Well, can you imagine broadband access, a 2000 percent improvement in the quality of the technology? And you let an iCrave get away with that? Why, it would put those television stations out of business.

Well then, who do you think should own the content rights to these TV shows?

Under U.S. law, under the rubric of works for hire, the movie studio, or whoever finances and distributes the film owns the copyright.

But right now it's pretty simple. There's a distributor and programs. How do you think it's going to shake out online?

Well, the copyright is owned by a specific entity. The NFL owns a copyright to all of its games, and the Super Bowl. Baseball owns the rights to its games and the world series. Movie studios own the rights to their movies, and so forth and so on. It's the copyright.

How do think that copyright will be spread out? For example, with the NFL?

They'll figure this out. What the NFL wants is the widest distribution of its content with some measure of control. For example, the NFL may sell Super Bowl rights to Europe. And they're in 10 countries. Now if you allow an iCrave to pick up the Super Bowl, under broadband access with a picture that is pristine and pure, and suddenly it's invading all of Europe, the people who licensed that from the NFL say, 'Hey, wait a minute. Why the hell should I pay you millions of dollars, when it's coming in over something else, and they're also getting advertising at a cheaper rate. So you have ruined our license agreement.'

Well, of course the NFL would find that the value of its product had been severely shrunk because of the intrusion of an iCrave-type Web site that is using their material in an unauthorized fashion.

Now, isn't it possible that you and the Motion Picture Association, having been in an old-medium mentality for a long time, just don't really get what all of this freedom means?

You're suggesting that there's not one single smart guy that works for any of these companies. I just take exception to you. I don't believe that simply because I understand the Internet that I'm smarter, that my vision is longer, my understanding is deeper. That's foolish, totally foolish. We've got some of the most extraordinary people in the world. We've been working with Cal Tech and MIT, and others -- New York Institute of Technology; the finest brains in the so-called technological world, and that's going on all the time.

What about yourself: have you ever downloaded an MP3 or heard one?

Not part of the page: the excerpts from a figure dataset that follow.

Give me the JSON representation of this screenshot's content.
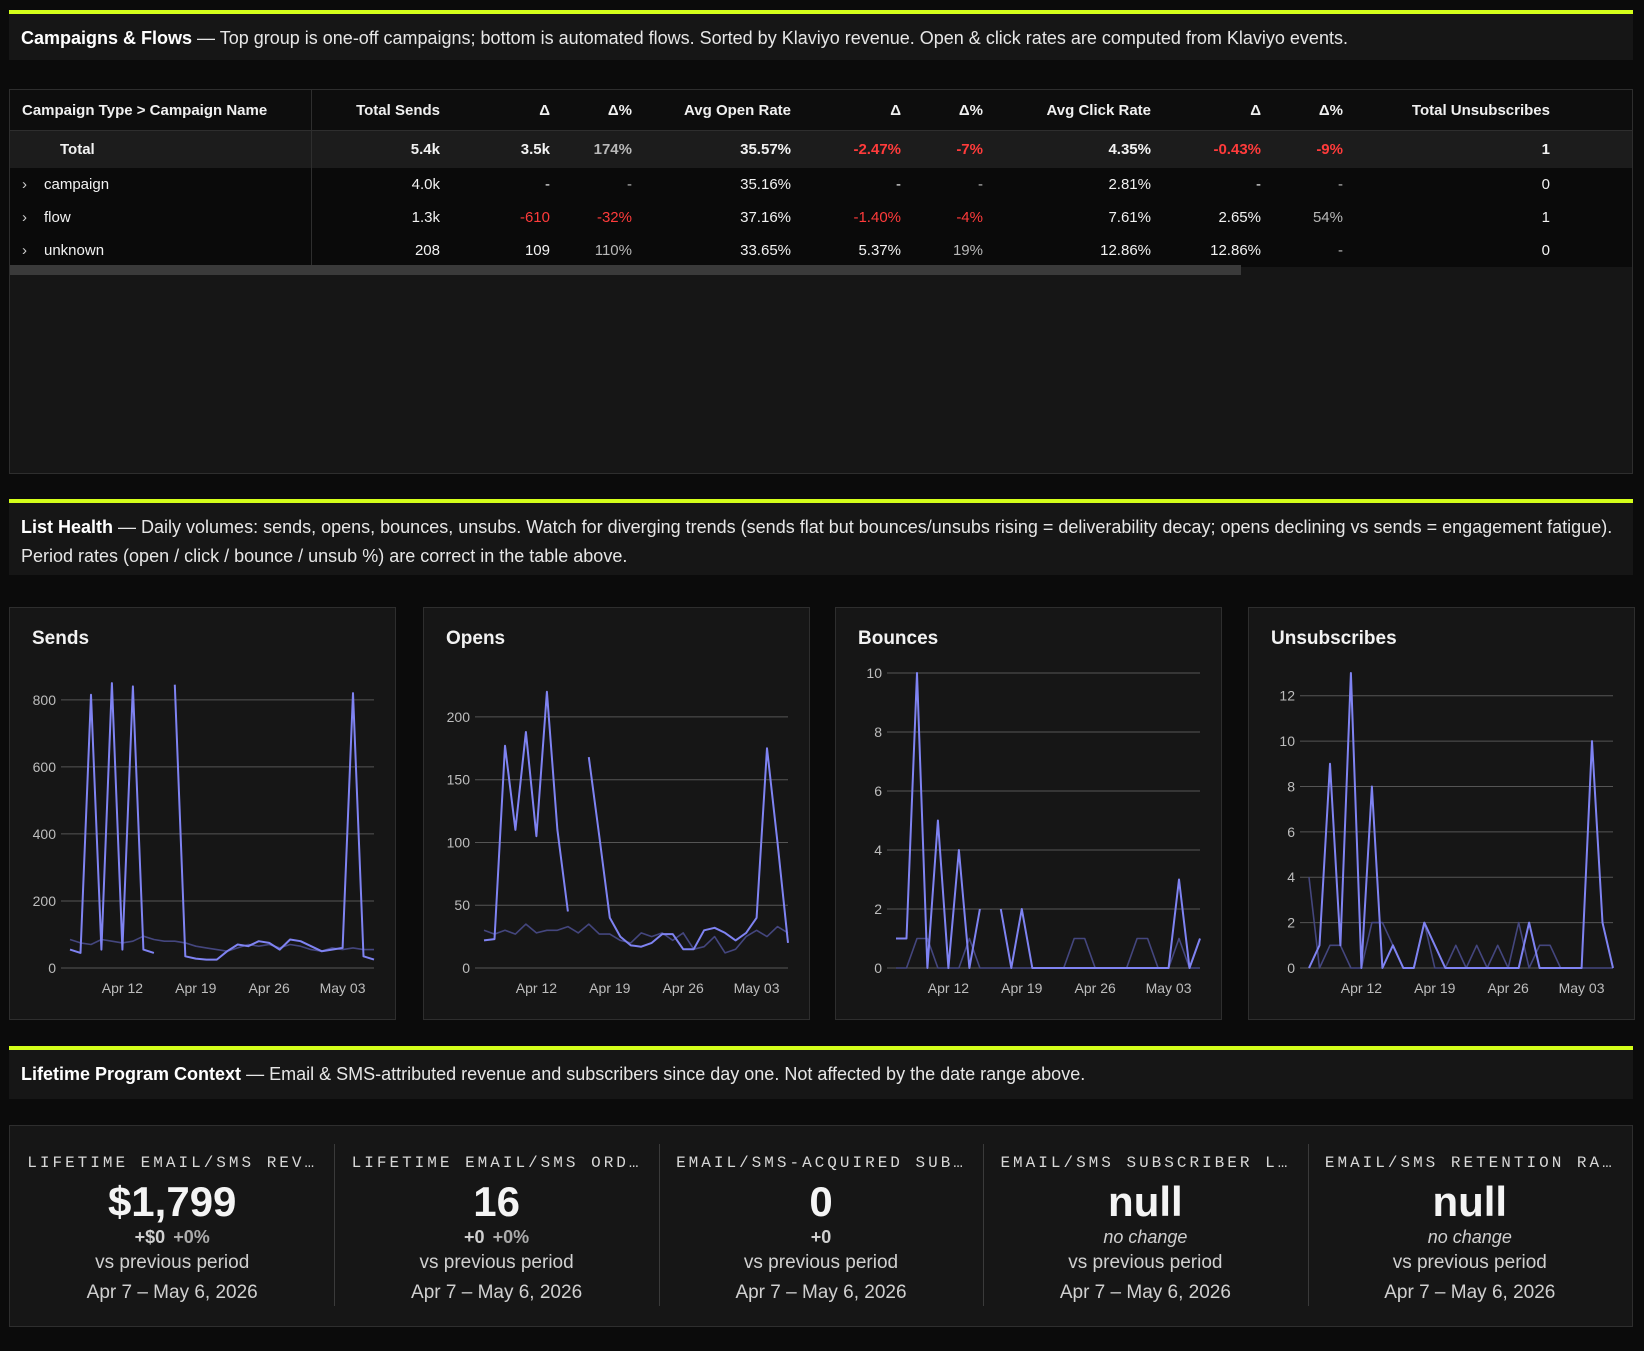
{
  "sections": [
    {
      "title": "Campaigns & Flows",
      "description": "— Top group is one-off campaigns; bottom is automated flows. Sorted by Klaviyo revenue. Open & click rates are computed from Klaviyo events."
    },
    {
      "title": "List Health",
      "description": "— Daily volumes: sends, opens, bounces, unsubs. Watch for diverging trends (sends flat but bounces/unsubs rising = deliverability decay; opens declining vs sends = engagement fatigue). Period rates (open / click / bounce / unsub %) are correct in the table above."
    },
    {
      "title": "Lifetime Program Context",
      "description": "— Email & SMS-attributed revenue and subscribers since day one. Not affected by the date range above."
    }
  ],
  "table": {
    "columns": [
      "Campaign Type > Campaign Name",
      "Total Sends",
      "Δ",
      "Δ%",
      "Avg Open Rate",
      "Δ",
      "Δ%",
      "Avg Click Rate",
      "Δ",
      "Δ%",
      "Total Unsubscribes"
    ],
    "rows": [
      [
        "Total",
        "5.4k",
        "3.5k",
        "174%",
        "35.57%",
        "-2.47%",
        "-7%",
        "4.35%",
        "-0.43%",
        "-9%",
        "1"
      ],
      [
        "campaign",
        "4.0k",
        "-",
        "-",
        "35.16%",
        "-",
        "-",
        "2.81%",
        "-",
        "-",
        "0"
      ],
      [
        "flow",
        "1.3k",
        "-610",
        "-32%",
        "37.16%",
        "-1.40%",
        "-4%",
        "7.61%",
        "2.65%",
        "54%",
        "1"
      ],
      [
        "unknown",
        "208",
        "109",
        "110%",
        "33.65%",
        "5.37%",
        "19%",
        "12.86%",
        "12.86%",
        "-",
        "0"
      ]
    ]
  },
  "chart_data": [
    {
      "type": "line",
      "title": "Sends",
      "categories": [
        null,
        null,
        null,
        null,
        null,
        "Apr 12",
        null,
        null,
        null,
        null,
        null,
        null,
        "Apr 19",
        null,
        null,
        null,
        null,
        null,
        null,
        "Apr 26",
        null,
        null,
        null,
        null,
        null,
        null,
        "May 03",
        null,
        null,
        null
      ],
      "series": [
        {
          "color": "#7f83f2",
          "values": [
            55,
            45,
            815,
            55,
            850,
            55,
            840,
            55,
            45,
            null,
            845,
            35,
            28,
            25,
            25,
            50,
            70,
            65,
            80,
            75,
            55,
            85,
            80,
            65,
            50,
            55,
            60,
            820,
            35,
            25
          ]
        },
        {
          "color": "#44467e",
          "values": [
            85,
            75,
            70,
            85,
            80,
            75,
            80,
            95,
            85,
            80,
            80,
            75,
            65,
            60,
            55,
            50,
            60,
            70,
            65,
            70,
            60,
            70,
            65,
            55,
            50,
            60,
            55,
            60,
            55,
            55
          ]
        }
      ],
      "ylim": [
        0,
        880
      ],
      "yticks": [
        0,
        200,
        400,
        600,
        800
      ],
      "grid": true
    },
    {
      "type": "line",
      "title": "Opens",
      "categories": [
        null,
        null,
        null,
        null,
        null,
        "Apr 12",
        null,
        null,
        null,
        null,
        null,
        null,
        "Apr 19",
        null,
        null,
        null,
        null,
        null,
        null,
        "Apr 26",
        null,
        null,
        null,
        null,
        null,
        null,
        "May 03",
        null,
        null,
        null
      ],
      "series": [
        {
          "color": "#7f83f2",
          "values": [
            22,
            23,
            177,
            110,
            188,
            105,
            220,
            110,
            45,
            null,
            168,
            105,
            40,
            25,
            18,
            17,
            20,
            27,
            27,
            15,
            15,
            30,
            32,
            28,
            22,
            28,
            40,
            175,
            100,
            20
          ]
        },
        {
          "color": "#44467e",
          "values": [
            30,
            27,
            30,
            27,
            35,
            28,
            30,
            30,
            33,
            28,
            35,
            27,
            27,
            22,
            20,
            28,
            25,
            28,
            22,
            28,
            15,
            17,
            25,
            12,
            15,
            25,
            30,
            25,
            33,
            28
          ]
        }
      ],
      "ylim": [
        0,
        235
      ],
      "yticks": [
        0,
        50,
        100,
        150,
        200
      ],
      "grid": true
    },
    {
      "type": "line",
      "title": "Bounces",
      "categories": [
        null,
        null,
        null,
        null,
        null,
        "Apr 12",
        null,
        null,
        null,
        null,
        null,
        null,
        "Apr 19",
        null,
        null,
        null,
        null,
        null,
        null,
        "Apr 26",
        null,
        null,
        null,
        null,
        null,
        null,
        "May 03",
        null,
        null,
        null
      ],
      "series": [
        {
          "color": "#7f83f2",
          "values": [
            1,
            1,
            10,
            0,
            5,
            0,
            4,
            0,
            2,
            null,
            2,
            0,
            2,
            0,
            0,
            0,
            0,
            0,
            0,
            0,
            0,
            0,
            0,
            0,
            0,
            0,
            0,
            3,
            0,
            1
          ]
        },
        {
          "color": "#44467e",
          "values": [
            0,
            0,
            1,
            1,
            0,
            0,
            0,
            1,
            0,
            0,
            0,
            0,
            0,
            0,
            0,
            0,
            0,
            1,
            1,
            0,
            0,
            0,
            0,
            1,
            1,
            0,
            0,
            1,
            0,
            0
          ]
        }
      ],
      "ylim": [
        0,
        10
      ],
      "yticks": [
        0,
        2,
        4,
        6,
        8,
        10
      ],
      "grid": true
    },
    {
      "type": "line",
      "title": "Unsubscribes",
      "categories": [
        null,
        null,
        null,
        null,
        null,
        "Apr 12",
        null,
        null,
        null,
        null,
        null,
        null,
        "Apr 19",
        null,
        null,
        null,
        null,
        null,
        null,
        "Apr 26",
        null,
        null,
        null,
        null,
        null,
        null,
        "May 03",
        null,
        null,
        null
      ],
      "series": [
        {
          "color": "#7f83f2",
          "values": [
            0,
            1,
            9,
            1,
            13,
            0,
            8,
            0,
            1,
            0,
            0,
            2,
            1,
            0,
            0,
            0,
            0,
            0,
            0,
            0,
            0,
            2,
            0,
            0,
            0,
            0,
            0,
            10,
            2,
            0
          ]
        },
        {
          "color": "#44467e",
          "values": [
            4,
            0,
            1,
            1,
            0,
            0,
            2,
            2,
            1,
            0,
            0,
            2,
            0,
            0,
            1,
            0,
            1,
            0,
            1,
            0,
            2,
            0,
            1,
            1,
            0,
            0,
            0,
            0,
            0,
            0
          ]
        }
      ],
      "ylim": [
        0,
        13
      ],
      "yticks": [
        0,
        2,
        4,
        6,
        8,
        10,
        12
      ],
      "grid": true
    }
  ],
  "kpis": [
    {
      "label": "LIFETIME EMAIL/SMS REV…",
      "value": "$1,799",
      "deltas": [
        "+$0",
        "+0%"
      ],
      "compare": "vs previous period",
      "range": "Apr 7 – May 6, 2026"
    },
    {
      "label": "LIFETIME EMAIL/SMS ORD…",
      "value": "16",
      "deltas": [
        "+0",
        "+0%"
      ],
      "compare": "vs previous period",
      "range": "Apr 7 – May 6, 2026"
    },
    {
      "label": "EMAIL/SMS-ACQUIRED SUB…",
      "value": "0",
      "deltas": [
        "+0"
      ],
      "compare": "vs previous period",
      "range": "Apr 7 – May 6, 2026"
    },
    {
      "label": "EMAIL/SMS SUBSCRIBER L…",
      "value": "null",
      "note": "no change",
      "compare": "vs previous period",
      "range": "Apr 7 – May 6, 2026"
    },
    {
      "label": "EMAIL/SMS RETENTION RA…",
      "value": "null",
      "note": "no change",
      "compare": "vs previous period",
      "range": "Apr 7 – May 6, 2026"
    }
  ]
}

No, I haven't done that, but I have people on my staff who have done it. And just because I haven't done it doesn't mean -- you know, I haven't excavated King Tut's tomb, but I've seen some of the things that came out of it.

One final point: today there's webcasting. I don't know what it's going to be called tomorrow, I don't even know where it's going tomorrow. I do know that with broadband access and DSL, that's going to be primitive in two years. All of this technology will seem old-fashioned in two years.

I have been in meetings with the Bill Gates and the Warren Buffets and Jay Walker, and Jeff Bezos, and Jerry Yang, and all these people, and they don't know where it's going either. They're making judgments. They're making educated judgments about how they're going to fashion the future, but I'm telling you: the future is like walking down some unlit corridor, and it gets darker and darker as you move into it. And after a while you're moving on instinct alone.


By Damien Cave

Damien Cave is an associate editor at Rolling Stone and a contributing writer at Salon.